DISCOURS DU PAPE FRANÇOIS
AUX PRÉLATS DE LA CONFÉRENCE ÉPISCOPALE DU PORTUGAL
EN VISITE AD LIMINA APOSTOLORUM
Salle Clémentine
Lundi 7 septembre 2015
Vénéré cardinal patriarche, bien-aimés frères dans l’épiscopat !
C’est avec une joie fraternelle que je vous accueille et vous salue à l’occasion de votre rencontre collégiale avec le Successeur de Pierre, en vous demandant de porter à tous les membres de vos circonscriptions ecclésiastiques mes salutations les plus cordiales, avec mes vœux de grande sérénité et de confiance dans le Seigneur. Quand les difficultés semblent cacher les perspectives d’un avenir meilleur, quand on fait l’expérience de l’échec ou du vide autour de soi, est venu le moment de l’espérance chrétienne, fondée sur le Seigneur ressuscité et accompagnée par un grand effort caritatif en faveur des plus indigents. Je me réjouis beaucoup de voir l’Église au Portugal attentive et solidaire au destin de son peuple, comme du reste vient de me le rapporter votre président, le cardinal Manuel Clemente, dans les paroles de salut cordiales qu’ils m’a adressées et dont je le remercie, en vous invitant à mon tour à poursuivre ensemble le chemin de l’annonce du salut de Jésus Christ.

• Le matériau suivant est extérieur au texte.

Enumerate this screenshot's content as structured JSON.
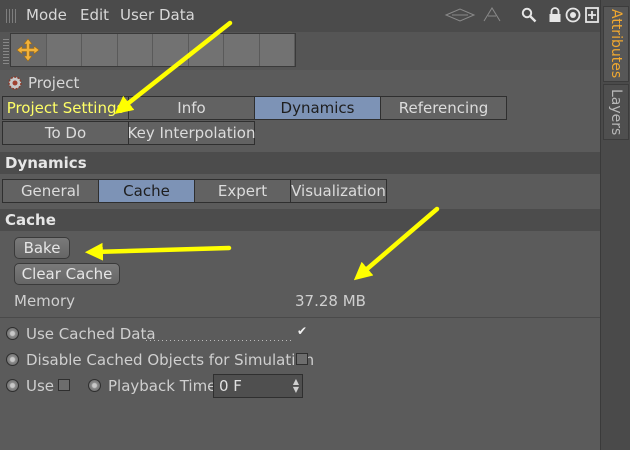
{
  "menu": {
    "mode": "Mode",
    "edit": "Edit",
    "user_data": "User Data"
  },
  "side_tabs": {
    "attributes": "Attributes",
    "layers": "Layers"
  },
  "project": {
    "title": "Project"
  },
  "top_tabs": {
    "row1": [
      "Project Settings",
      "Info",
      "Dynamics",
      "Referencing"
    ],
    "row2": [
      "To Do",
      "Key Interpolation"
    ],
    "selected": "Dynamics"
  },
  "dynamics": {
    "header": "Dynamics",
    "tabs": [
      "General",
      "Cache",
      "Expert",
      "Visualization"
    ],
    "selected": "Cache"
  },
  "cache": {
    "header": "Cache",
    "bake_label": "Bake",
    "clear_label": "Clear Cache",
    "memory_label": "Memory",
    "memory_value": "37.28 MB",
    "use_cached_label": "Use Cached Data",
    "use_cached_checked": true,
    "disable_cached_label": "Disable Cached Objects for Simulation",
    "disable_cached_checked": false,
    "use_label": "Use",
    "use_checked": false,
    "playback_label": "Playback Time",
    "playback_value": "0 F"
  },
  "colors": {
    "selected_tab": "#7d93b6",
    "active_side_tab": "#f0a830",
    "annotation_arrow": "#ffff00"
  },
  "icons": [
    "move-icon",
    "project-gear-icon",
    "search-icon",
    "lock-icon",
    "target-icon",
    "new-panel-icon"
  ]
}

Je vois, avec espérance, grandir la synodalité comme option de vie pastorale dans vos Églises particulières, en cherchant à faire participer le plus grand nombre possible de ses membres à l’œuvre incessante d’évangélisation et de sanctification des hommes. Je désire vous exprimer ma satisfaction pour le zèle pastoral et pour les multiples initiatives entreprises, individuellement et en tant que Conférence, pendant les années qui se sont écoulées depuis la visite ad Limina de 2007, des années dont le sommet a été l’accueil que vous avez réservé au Pape Benoît XVI en mai 2010. L’enquête générale successive sur la foi et les croyances de votre peuple s’est révélée d’une grande utilité en raison de son réalisme qui interpelle. Elle a eu une première réponse générale dans la Note pastorale Promover a renovação daPastoral da Igreja em Portugal (avril 2013), avec « les chemins — écrivez-vous — que nous nous proposons à présent de parcourir pour savoir mieux apporter le Christ à nos frères et nos frères au Christ ».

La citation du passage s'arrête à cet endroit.